O planach produkcyjnych spółki na dalszą część roku poinformował wiceprezes ds. technicznych i operacyjnych Edward Paździorko.
– Będziemy dysponować 27-28 czynnymi frontami, one będą się zmieniać w zależności od fazy. Generalnie będziemy chcieli utrzymać się w granicach 24 ścian czynnych z produkcją do końca tego roku – powiedział wiceprezes. 
Kopalnia Jastrzębie-Bzie do przemodelowania
Prezes Cudny odniósł się także do sytuacji w najmłodszej kopalni spółki, czyli Jastrzębie-Bzie otwartej w 2021 r.
– Ściana na Bziu miała ruszyć w sierpniu, ale roboty przygotowawcze, które były tam zaplanowane, nie zostały wykonane. Rozpoznanie geologiczne, jakie zostawili nam nasi poprzednicy, jest fatalne – ocenił prezes Tomasz Cudny. – Pozostawiono nas z tym problemem – nie ma złoża, nie ma węgla. Zakładane plany spełzły na niczym, a ta ściana planowana na sierpień nie ruszyła – powiedział.

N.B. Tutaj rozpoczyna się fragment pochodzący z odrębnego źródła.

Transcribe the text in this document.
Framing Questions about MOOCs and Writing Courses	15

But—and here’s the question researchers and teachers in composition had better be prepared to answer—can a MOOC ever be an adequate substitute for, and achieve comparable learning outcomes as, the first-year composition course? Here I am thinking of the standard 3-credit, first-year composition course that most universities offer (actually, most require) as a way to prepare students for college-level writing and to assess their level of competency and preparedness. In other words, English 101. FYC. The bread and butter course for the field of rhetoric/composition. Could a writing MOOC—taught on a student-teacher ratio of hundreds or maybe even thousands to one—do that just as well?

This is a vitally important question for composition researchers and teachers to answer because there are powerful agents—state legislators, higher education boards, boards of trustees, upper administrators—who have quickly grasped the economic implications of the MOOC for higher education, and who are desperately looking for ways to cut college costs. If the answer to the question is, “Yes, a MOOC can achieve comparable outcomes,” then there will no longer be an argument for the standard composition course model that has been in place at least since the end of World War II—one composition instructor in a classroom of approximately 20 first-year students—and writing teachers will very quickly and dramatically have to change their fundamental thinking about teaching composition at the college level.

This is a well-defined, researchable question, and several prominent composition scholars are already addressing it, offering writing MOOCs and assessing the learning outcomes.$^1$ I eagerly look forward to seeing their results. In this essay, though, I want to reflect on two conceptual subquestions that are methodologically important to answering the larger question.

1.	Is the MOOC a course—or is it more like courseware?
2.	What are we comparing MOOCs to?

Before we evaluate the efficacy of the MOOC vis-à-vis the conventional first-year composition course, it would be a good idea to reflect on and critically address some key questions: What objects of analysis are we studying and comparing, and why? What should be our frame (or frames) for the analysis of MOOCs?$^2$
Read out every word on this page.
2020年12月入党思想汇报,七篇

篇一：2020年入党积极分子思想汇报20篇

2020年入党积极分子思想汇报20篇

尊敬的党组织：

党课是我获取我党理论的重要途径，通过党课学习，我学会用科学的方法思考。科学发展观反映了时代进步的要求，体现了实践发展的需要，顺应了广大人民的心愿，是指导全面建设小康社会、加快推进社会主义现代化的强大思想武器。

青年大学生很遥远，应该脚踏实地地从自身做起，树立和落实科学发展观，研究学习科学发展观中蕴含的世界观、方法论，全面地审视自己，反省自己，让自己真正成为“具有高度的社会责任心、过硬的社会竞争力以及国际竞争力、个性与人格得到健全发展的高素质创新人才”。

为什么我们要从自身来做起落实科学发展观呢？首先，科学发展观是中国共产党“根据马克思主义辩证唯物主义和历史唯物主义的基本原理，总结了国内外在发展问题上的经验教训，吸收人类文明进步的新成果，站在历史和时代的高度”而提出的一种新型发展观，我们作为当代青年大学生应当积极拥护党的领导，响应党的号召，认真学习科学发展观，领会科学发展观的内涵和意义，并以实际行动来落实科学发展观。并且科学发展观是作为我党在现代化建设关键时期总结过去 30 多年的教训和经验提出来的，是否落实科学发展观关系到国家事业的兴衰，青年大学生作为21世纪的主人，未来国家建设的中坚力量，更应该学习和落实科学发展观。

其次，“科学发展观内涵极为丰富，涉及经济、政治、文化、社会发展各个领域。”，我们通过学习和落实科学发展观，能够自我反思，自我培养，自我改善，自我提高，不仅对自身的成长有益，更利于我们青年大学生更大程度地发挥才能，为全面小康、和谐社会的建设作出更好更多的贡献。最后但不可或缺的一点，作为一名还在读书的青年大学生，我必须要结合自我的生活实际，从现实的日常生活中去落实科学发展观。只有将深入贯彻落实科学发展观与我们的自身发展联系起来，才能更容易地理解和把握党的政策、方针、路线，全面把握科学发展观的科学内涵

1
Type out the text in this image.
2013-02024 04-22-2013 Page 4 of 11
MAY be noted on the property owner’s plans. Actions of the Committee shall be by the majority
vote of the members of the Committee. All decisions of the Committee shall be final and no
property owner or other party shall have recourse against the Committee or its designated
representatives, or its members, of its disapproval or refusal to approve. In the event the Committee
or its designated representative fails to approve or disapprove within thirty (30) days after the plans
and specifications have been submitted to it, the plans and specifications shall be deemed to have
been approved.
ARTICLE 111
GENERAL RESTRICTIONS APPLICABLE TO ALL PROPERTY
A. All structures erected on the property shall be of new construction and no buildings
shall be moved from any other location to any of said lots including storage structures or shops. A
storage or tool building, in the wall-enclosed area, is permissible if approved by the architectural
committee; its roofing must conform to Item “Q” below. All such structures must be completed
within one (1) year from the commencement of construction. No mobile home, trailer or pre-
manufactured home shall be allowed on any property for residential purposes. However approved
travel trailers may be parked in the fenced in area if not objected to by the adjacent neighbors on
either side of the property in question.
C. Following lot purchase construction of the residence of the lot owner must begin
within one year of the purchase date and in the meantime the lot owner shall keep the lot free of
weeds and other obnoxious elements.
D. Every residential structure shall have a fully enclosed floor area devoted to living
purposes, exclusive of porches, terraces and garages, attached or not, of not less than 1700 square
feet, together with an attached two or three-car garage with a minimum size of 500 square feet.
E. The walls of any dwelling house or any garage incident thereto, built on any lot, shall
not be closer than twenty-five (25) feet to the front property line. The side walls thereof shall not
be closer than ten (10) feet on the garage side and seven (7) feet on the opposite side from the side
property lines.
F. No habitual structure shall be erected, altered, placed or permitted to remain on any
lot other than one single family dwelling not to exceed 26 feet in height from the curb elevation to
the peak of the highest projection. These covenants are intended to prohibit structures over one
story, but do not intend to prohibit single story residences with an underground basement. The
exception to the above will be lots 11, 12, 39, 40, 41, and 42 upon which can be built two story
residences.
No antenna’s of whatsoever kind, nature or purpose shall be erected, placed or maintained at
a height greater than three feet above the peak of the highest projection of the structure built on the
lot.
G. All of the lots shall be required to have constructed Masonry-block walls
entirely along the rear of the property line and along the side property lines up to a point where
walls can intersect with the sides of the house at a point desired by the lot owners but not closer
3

Musimy to przemodelować. Musimy do tego podejść w sposób bardziej fachowy i dokładniej, jeśli chodzi o dokumentację. Dziś jest to analizowane i procedowane przez zarząd. Myślę, że do końca roku uda nam się tę sprawę uregulować – powiedział. 
Co z dywidendą?
W związku z rekordowymi wynikami padło także pytanie o dywidendę. Przypomnijmy, że JSW od lipca 2011 r. jest notowana na warszawskim parkiecie. Kwestię tę wyjaśnił wiceprezes ds. ekonomicznych Robert Ostrowski, który przypomniał, że umowa pożyczkowa z Polskim Funduszem Rozwoju wyklucza obecnie wypłatę dywidendy, zaś JSW nie zamierza wcześniej spłacać zaciągniętych w Funduszu pożyczek. Dodał, że spółka prowadzi rozmowy z instytucjami finansowymi, w których gronie jest PFR, na temat nowej struktury finansowania. Kwestia dywidendy jest jednym z tematów tych rozmów. 
Energia z giełdy
W czasie konferencji padło także pytanie, jak JSW jest zabezpieczone w zakresie dostaw energii na przyszły rok. Prezes Cudny wyjaśnił, że spółka realizuje zakup energii w ramach umowy dwuletniej.
Zakup energii jest w 100 proc. giełdowy i realizowany jest przez zabieranie poszczególnych transz energii rozliczanej po cenach rynku hurtowego – wyjaśnił szef JSW.
Jak podał, JSW na 2023 r. ma zabezpieczone ok. 60 proc. potrzebnej energii. Jest to 510 GWh po średniej cenie 566 zł/MWh.
Pozostały wolumen, jaki będzie dokupowany w zależności od zapotrzebowania i autoprodukcji, będziemy kupować poprzez giełdę – dodał Cudny.